Existing imaging methods struggle to jointly perform image reconstruction, semantic hypothesis modeling, and statistical significance quantification from a single observed image, thereby undermining the rigor of scientific hypothesis testing. To address this, we propose the first semantic hypothesis testing framework tailored for imaging inverse problems. Our approach innovatively integrates self-supervised computational imaging, vision-language models (VLMs), and e-value-based nonparametric hypothesis testing: VLMs translate natural-language descriptions into formal, testable semantic hypotheses; self-supervised reconstruction ensures high-fidelity image recovery; and e-value testing guarantees strict Type-I error control without requiring parametric distributional assumptions. Evaluated on image phenotyping tasks, our method substantially improves statistical power while maintaining well-calibrated false-positive rates—achieving both statistical robustness and scientific interpretability.

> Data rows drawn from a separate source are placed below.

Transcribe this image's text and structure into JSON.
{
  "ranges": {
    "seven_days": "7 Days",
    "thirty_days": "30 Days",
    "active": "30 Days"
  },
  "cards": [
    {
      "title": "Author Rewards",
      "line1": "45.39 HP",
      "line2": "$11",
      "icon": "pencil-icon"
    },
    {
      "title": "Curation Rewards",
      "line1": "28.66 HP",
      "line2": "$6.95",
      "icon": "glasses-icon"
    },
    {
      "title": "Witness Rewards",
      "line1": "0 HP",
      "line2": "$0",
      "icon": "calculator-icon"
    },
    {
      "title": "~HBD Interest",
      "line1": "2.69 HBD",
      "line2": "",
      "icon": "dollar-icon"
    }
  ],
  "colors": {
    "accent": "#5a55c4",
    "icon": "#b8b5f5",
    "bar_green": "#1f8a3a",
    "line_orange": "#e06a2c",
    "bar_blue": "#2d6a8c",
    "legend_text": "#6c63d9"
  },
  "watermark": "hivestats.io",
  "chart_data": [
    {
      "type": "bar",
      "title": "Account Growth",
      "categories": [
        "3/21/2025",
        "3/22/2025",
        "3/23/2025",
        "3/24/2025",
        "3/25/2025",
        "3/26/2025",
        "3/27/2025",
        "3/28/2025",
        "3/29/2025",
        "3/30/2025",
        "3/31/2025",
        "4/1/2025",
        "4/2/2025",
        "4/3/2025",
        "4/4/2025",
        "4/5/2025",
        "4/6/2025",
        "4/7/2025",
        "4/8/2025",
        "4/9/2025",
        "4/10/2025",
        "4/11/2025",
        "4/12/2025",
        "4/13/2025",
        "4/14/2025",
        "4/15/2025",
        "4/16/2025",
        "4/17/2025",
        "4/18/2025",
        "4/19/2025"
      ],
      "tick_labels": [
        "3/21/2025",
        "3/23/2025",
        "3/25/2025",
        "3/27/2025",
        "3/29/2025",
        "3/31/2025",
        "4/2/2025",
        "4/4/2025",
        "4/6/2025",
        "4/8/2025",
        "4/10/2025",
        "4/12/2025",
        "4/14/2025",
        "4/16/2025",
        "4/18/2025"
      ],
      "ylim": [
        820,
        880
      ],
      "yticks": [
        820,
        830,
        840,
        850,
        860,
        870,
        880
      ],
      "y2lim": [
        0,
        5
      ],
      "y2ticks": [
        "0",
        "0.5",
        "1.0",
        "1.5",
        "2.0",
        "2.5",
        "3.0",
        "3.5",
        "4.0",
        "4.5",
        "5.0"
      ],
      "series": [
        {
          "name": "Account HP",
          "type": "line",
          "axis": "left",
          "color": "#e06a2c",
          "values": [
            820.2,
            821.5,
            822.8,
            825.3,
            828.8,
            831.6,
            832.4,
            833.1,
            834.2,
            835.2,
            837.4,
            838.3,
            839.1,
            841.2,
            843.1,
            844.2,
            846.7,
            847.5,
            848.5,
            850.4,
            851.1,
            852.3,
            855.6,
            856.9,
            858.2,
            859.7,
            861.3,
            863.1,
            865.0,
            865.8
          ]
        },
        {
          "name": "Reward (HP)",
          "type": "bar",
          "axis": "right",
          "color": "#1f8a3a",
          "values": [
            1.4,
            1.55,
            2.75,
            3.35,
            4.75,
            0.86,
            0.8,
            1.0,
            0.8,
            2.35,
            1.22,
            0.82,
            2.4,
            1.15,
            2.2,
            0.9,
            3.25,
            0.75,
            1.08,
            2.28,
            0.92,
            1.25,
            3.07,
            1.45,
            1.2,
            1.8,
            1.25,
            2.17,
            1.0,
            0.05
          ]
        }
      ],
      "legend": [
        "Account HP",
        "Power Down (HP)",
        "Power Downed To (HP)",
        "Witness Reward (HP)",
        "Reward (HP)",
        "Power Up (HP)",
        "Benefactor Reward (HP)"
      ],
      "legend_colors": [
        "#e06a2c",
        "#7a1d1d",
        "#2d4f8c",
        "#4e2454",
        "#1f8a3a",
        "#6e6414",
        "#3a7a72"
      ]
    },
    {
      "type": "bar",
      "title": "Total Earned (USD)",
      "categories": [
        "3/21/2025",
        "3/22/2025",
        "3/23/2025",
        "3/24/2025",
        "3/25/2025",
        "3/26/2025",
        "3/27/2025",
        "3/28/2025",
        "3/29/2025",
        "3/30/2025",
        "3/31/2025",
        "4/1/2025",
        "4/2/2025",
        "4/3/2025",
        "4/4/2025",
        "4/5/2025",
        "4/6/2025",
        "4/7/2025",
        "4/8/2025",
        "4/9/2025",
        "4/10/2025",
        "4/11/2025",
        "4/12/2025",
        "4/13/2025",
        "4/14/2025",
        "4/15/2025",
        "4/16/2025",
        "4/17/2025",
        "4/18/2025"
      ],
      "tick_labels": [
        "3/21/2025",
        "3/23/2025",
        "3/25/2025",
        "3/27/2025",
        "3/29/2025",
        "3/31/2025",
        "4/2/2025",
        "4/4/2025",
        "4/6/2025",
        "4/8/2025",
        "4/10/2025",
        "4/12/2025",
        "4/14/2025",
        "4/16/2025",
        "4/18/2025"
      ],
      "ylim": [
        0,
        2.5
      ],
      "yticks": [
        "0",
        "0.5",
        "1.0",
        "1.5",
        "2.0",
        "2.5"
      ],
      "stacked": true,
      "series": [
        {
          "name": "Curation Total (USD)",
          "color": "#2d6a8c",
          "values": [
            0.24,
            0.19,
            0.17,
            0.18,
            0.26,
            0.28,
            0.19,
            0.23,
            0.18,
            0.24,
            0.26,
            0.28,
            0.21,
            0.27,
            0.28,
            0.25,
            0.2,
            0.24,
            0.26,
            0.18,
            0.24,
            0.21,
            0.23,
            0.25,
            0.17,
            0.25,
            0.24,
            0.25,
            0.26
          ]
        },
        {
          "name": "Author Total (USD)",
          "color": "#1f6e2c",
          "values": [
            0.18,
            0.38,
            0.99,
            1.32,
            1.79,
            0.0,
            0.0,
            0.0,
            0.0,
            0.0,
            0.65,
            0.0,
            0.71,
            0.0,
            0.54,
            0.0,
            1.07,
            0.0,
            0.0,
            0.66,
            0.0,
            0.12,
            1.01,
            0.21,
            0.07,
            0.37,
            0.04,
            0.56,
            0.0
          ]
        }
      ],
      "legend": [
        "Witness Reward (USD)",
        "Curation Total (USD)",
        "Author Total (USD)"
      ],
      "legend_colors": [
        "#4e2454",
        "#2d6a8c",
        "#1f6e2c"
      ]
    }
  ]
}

This paper proposes a framework for semantic hypothesis testing tailored to imaging inverse problems. Modern imaging methods struggle to support hypothesis testing, a core component of the scientific method that is essential for the rigorous interpretation of experiments and robust interfacing with decision-making processes. There are three main reasons why image-based hypothesis testing is challenging. First, the difficulty of using a single observation to simultaneously reconstruct an image, formulate hypotheses, and quantify their statistical significance. Second, the hypotheses encountered in imaging are mostly of semantic nature, rather than quantitative statements about pixel values. Third, it is challenging to control test error probabilities because the null and alternative distributions are often unknown. Our proposed approach addresses these difficulties by leveraging concepts from self-supervised computational imaging, vision-language models, and non-parametric hypothesis testing with e-values. We demonstrate our proposed framework through numerical experiments related to image-based phenotyping, where we achieve excellent power while robustly controlling Type I errors.